I like to plan my novels in some detail. The strategy worked in my favour when I designed a wonderful character for my novel, The Gallows on Warlock Hill. I planned that she would start out with the appearance of being particularly unlikeable, but would end up as the story’s real heroine. It was partly a case of the character changing her behaviour as the story progressed, and partly a case of the reader misjudging her at the start. Showing a change in her behaviour as the book progressed wasn’t easy because it had to be believable. In order to make it convincing, and keep to the story I wanted to tell, I had to enforce a tight rein on the girl’s actions all the way through the book. I allowed her to break into tantrums when the plot demanded it, allowed her to misbehave atrociously when the plot demanded it, and I allowed her to lower her guard when the time came to reveal the real person behind the mask. Most importantly, I had to carefully plan the chapters in which the various behaviour changes would occur. The changes the reader sees in that character had to come about not too soon and not too slow. There was no room for reliance upon hope and good luck.

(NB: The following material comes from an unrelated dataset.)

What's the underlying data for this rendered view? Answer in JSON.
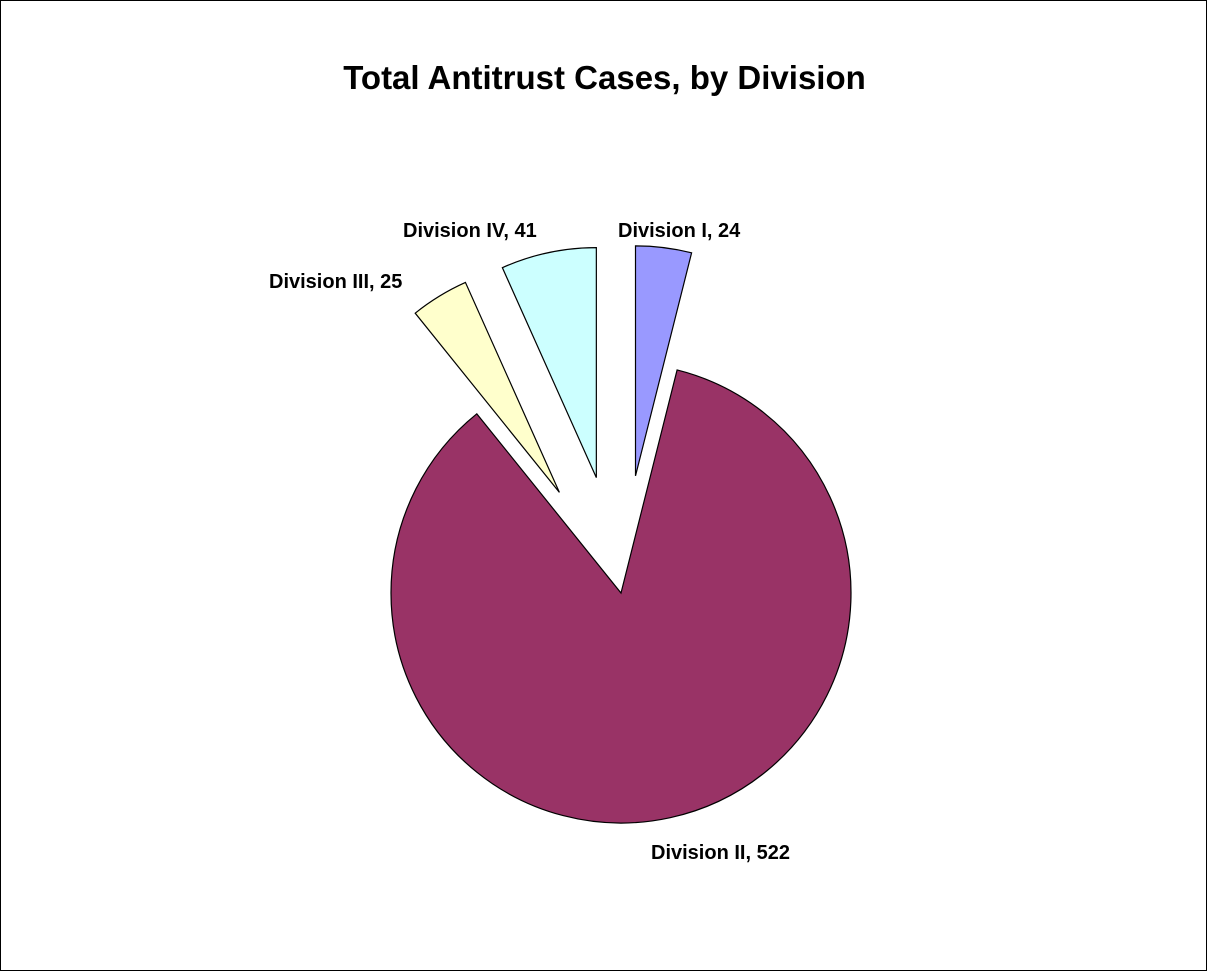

The book would not have worked had I allowed the development to occur randomly.
I had to keep to my well-defined chapter-by-chapter structure when I wrote that manuscript, and yet the story is alive with raw emotion. Don’t be lured into believing that a tightly-plotted novel will be short on human feelings. They will exist, but they will come to the surface when the writer’s plan dictates, not when the character (or the writer’s sub-conscious) dictates.
If you’re still not convinced, ask yourself what sort of theatre play would you prefer to see? One in which the characters make up the story as they go along? Or one in which they follow the script? For myself I’d prefer the one with a prepared script and a cast who act in the way the director demands. But, you may choose to do things in a different way and I respect your right to do that. After all, it’s your novel.

Tuesday, 17 June 2014

Successful novelists are not born with a special talent. They take the time and effort to learn how to do it. And they keep practising their skills because success is earned, not given freely.

Saturday, 7 June 2014

One thing I admire in Bernard Cornwell’s novels is the way he is able to merge his fictitious characters – especially Richard Sharpe – into real events. And that’s what I have aimed to do in the second of my WW1 novels. In this case the background is the First Battle of Ypres, October 1914, and the real event is the 2nd Worcester Regiment’s counter-attack on Gheluvelt Chateau. It was a war-changing piece of bravery. With around 350 men, all he had left, Major Hankey launched his assault over one thousand yards of open ground. They lost one hundred men at that point, but the attack continued. Around one thousand German reservists panicked and fled from the scene, and a crucial breach in the British line was plugged. It’s the sort of action Richard Sharpe might have revelled in, had he been alive at that time. Instead, it was one of my fictitious protagonists who went forward with the Worcesters. The first draft of the novel is complete, and so is the first edit, but there is a lot more to do before the book is published.